L’oeuvre géniale excuse la folie
Pour certains, les fous ne seraient que des individus incapables de communiquer à autrui leur réalité, [1] autrui étant de ce fait, incapable d’entendre le langage des déments (ou déclarés tels ). L’incommunicabilité des fous les condamnerait à rester ignorés de leur époque. A preuve, des artistes comme V. van Gogh dont l’oeuvre tant picturale que littéraire n’a été reconnue qu’après son suicide. La folie du peintre attestée tant par ses contacts avec le milieu psychiatrique que par ses comportements déviants est alors releguée au second rang. Elle fait partie intégrante de l’oeuvre, [2] presque comme le prix à payer pour son génie. Ainsi, le comportement extrème de V van Gogh qui, après une dispute avec Gauguin, se tranche l’oreille dans la nuit du 23 décembre 1888, est le prétexte d’une oeuvre : "l’homme à l’oreille coupée". [3]

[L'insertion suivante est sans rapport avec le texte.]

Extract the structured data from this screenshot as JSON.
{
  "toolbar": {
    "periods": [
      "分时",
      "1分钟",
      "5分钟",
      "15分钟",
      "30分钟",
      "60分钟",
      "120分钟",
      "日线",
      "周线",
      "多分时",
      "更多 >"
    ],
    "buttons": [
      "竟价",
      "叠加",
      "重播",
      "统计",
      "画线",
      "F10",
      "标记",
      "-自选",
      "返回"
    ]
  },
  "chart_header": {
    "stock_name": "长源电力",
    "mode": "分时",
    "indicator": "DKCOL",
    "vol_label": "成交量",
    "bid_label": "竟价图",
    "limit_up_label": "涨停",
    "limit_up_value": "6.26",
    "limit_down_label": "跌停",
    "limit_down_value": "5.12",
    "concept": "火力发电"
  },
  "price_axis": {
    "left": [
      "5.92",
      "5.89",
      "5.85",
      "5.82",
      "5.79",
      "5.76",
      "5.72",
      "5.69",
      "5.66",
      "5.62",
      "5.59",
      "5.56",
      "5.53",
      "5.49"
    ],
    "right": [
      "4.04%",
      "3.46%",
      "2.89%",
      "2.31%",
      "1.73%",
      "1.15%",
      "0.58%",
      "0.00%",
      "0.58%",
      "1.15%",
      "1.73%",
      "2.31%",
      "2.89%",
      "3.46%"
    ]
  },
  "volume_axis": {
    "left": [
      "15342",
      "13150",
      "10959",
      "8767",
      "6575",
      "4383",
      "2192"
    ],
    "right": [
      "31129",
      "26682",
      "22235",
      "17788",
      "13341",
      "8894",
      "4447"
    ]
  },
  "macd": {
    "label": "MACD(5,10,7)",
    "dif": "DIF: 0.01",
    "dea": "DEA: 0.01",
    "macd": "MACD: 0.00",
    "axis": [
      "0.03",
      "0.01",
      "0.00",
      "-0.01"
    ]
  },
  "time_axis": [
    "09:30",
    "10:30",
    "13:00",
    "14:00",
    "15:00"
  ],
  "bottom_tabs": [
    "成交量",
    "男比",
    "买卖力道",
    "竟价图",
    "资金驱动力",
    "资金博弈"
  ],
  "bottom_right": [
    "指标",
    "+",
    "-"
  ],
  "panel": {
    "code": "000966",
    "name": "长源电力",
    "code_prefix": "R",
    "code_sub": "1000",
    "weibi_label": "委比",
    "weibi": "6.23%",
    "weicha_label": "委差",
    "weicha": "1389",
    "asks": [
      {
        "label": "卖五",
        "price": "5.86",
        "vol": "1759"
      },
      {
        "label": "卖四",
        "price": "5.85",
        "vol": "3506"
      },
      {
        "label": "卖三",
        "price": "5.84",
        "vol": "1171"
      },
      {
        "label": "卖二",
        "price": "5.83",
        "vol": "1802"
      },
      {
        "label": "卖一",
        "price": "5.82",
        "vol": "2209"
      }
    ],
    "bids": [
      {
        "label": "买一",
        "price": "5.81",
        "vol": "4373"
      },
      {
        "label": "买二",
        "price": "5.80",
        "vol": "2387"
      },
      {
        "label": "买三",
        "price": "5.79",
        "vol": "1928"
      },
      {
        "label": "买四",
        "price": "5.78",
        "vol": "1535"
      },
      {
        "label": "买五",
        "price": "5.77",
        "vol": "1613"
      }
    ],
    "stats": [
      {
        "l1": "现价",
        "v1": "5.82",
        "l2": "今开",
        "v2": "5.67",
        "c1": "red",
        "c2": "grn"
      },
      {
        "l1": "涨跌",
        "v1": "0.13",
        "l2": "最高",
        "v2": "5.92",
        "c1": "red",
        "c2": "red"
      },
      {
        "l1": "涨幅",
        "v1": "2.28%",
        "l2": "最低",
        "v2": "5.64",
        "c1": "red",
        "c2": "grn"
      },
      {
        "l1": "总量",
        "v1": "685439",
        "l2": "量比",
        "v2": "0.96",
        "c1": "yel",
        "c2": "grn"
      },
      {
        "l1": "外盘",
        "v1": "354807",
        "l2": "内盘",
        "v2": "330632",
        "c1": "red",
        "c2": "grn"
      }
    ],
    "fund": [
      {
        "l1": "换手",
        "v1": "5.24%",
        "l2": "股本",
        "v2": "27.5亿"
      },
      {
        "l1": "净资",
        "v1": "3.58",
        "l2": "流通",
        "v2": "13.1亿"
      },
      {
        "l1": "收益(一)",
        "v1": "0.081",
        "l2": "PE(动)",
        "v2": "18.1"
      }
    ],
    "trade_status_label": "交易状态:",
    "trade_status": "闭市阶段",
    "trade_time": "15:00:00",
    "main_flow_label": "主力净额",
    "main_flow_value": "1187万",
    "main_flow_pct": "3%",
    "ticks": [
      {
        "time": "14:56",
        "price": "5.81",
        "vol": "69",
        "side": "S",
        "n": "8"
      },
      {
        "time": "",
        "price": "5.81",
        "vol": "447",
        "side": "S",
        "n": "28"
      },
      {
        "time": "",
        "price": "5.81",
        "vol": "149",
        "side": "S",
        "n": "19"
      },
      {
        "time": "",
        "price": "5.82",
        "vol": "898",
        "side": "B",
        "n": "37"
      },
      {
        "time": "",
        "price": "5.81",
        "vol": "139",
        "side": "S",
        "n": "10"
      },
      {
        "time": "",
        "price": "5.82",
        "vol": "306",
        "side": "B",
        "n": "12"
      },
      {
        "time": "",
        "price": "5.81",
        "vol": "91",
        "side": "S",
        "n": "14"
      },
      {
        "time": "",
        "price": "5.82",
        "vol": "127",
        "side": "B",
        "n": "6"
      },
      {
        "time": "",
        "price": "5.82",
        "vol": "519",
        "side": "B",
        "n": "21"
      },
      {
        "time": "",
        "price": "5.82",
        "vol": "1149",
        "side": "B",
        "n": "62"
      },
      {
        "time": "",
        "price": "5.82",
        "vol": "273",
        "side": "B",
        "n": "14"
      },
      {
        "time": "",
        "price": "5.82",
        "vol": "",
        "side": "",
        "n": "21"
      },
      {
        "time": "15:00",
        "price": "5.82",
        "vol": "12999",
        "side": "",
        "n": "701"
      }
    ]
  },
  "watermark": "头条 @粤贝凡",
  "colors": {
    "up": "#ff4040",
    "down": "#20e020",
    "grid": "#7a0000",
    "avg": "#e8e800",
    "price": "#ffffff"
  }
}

- L’homme à l’oreille coupée
- L’autoportrait de V. van Gogh est une trace extrème d’une dispute avec Gauguin
Les diverses hypothèses, d’ailleurs, sur la nature exacte de sa folie ne s’accordent que sur une des causes probables de ses troubles : son addiction, comme bien des peintres de son temps, à l’absinthe dont la nocivité n’a été admise que bien après son suicide en 1890 à l’ âge de 37 ans. Tant l’oeuvre du peintre que sa biographie vient alors alimenter la figure mythique crée à l’époque romantique du " fou génial " surhomme solitaire et asocial dont le prototype est sans doute L. van Beethoven. " Les grands esprits vivent près de la folie et en sont séparés par une mince cloison “ [4] exprime une opinion largement répandue qui alimente ce mythe.

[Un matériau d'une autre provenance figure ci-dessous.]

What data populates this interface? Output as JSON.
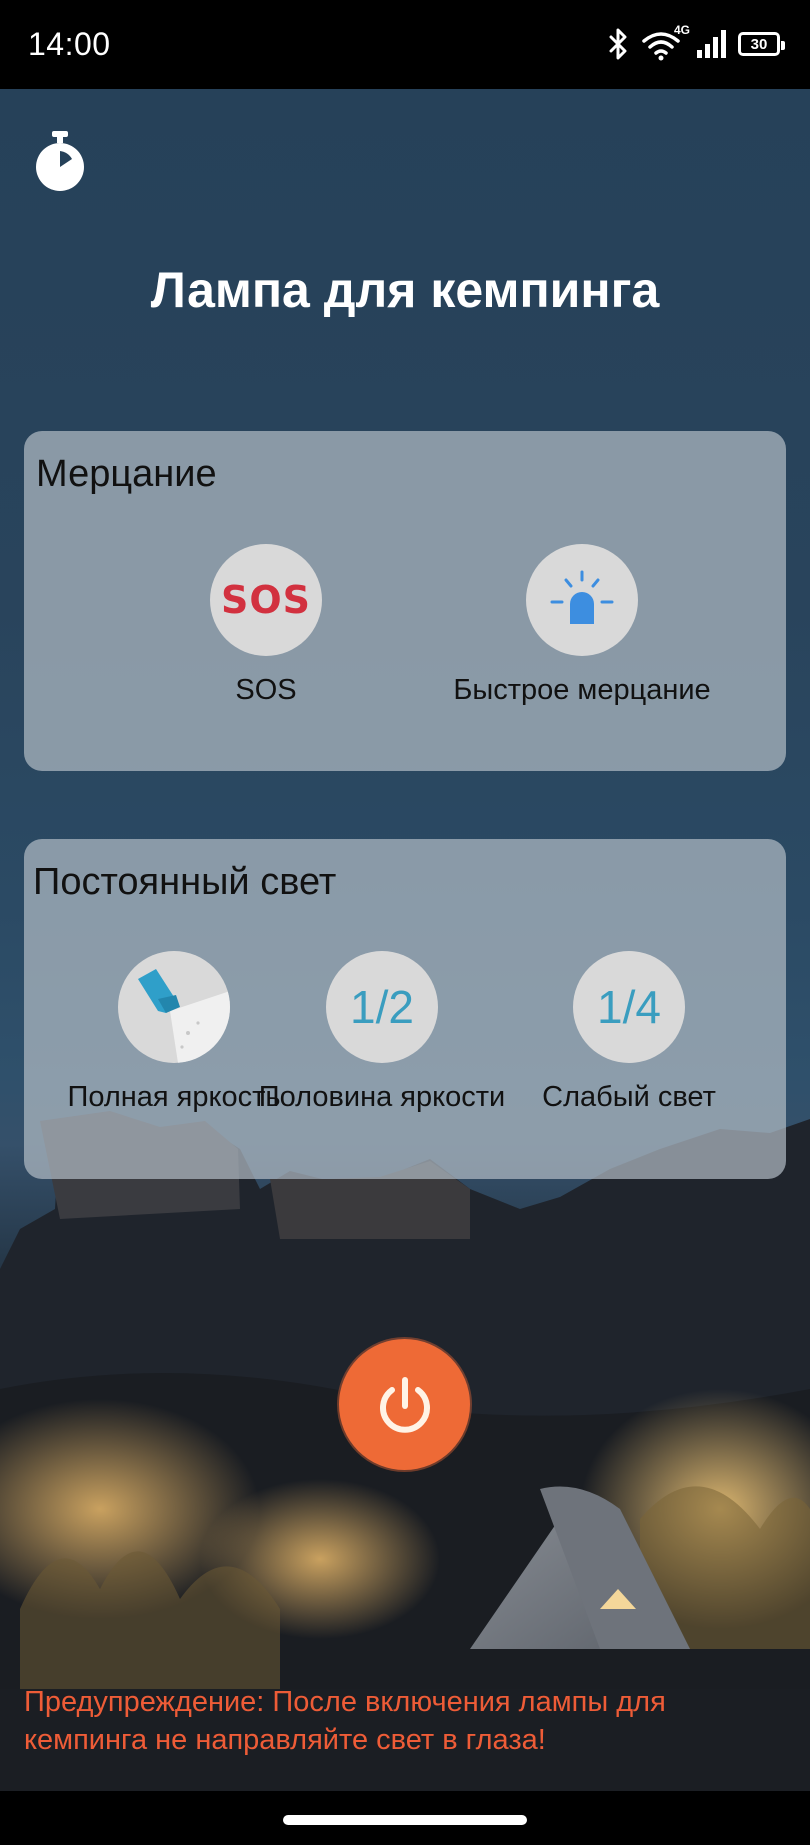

Le mythe du génie créateur
A cette ambiguïté sur la personne du sujet créateur s’ajoutent les légendes dont s’ entourent les découvertes petites ou grandes. Ainsi la loi d’Archimède pourtant acceptée depuis longtemps n’ a certainement pas pu être démontrée par le savant dans l’état des techniques de son temps. Pourtant, le cri d’Archimède appartient bien à la légende quelque soit la véracité des conclusions dont il est l’aboutissement.
En fait, ce point de vue sur la créativité humaine est exagérément centré sur la personne du créateur dont l’oeuvre, produit évetuellement mis sur le marché, excuse sa folie. C’ est oublier que la créativité en tant que propriété de l’esprit humain ne se cantonne pas à quelques oeuvres ou créateurs exceptionnels, une élite à laquelle un peintre comme Jericho attribue des talents si divins qu’elle en perdrait la raison. Loin d’être le privilège d’une élite, la créativité se rencontre, au contraire, dans toutes les classes sociales et se manifeste dans des actes les plus insiginifiants au moindre geste, chaque fois que la situation exige les apports de l’imagination.
La réalité commune est un consensus
Mettre en relation folie et créativité humaine, de cette manière, a au moins l’avantage de montrer la difficulté à définir une réalité commune à tout un chacun. Il serait plus juste, non pas de parler d’une réalité existante pour tout le monde à l’extérieur de chacun mais d’un consensus plus ou moins grand établi par des individus communiquant entre eux. De ce point de vue, la folie serait l’état dans lequel certains individus se trouveraient lorsqu’ils ne peuvent pas participer, au moins provisoirement, au consensus sur la réalité établi par autrui. Les sujets créateurs, à la différence des fous, pourraient, eux, trouver avec autrui ce consensus mais, insatisfaits de la réalité commune, en imagineraient une autre, à leurs yeux plus satisfaisante.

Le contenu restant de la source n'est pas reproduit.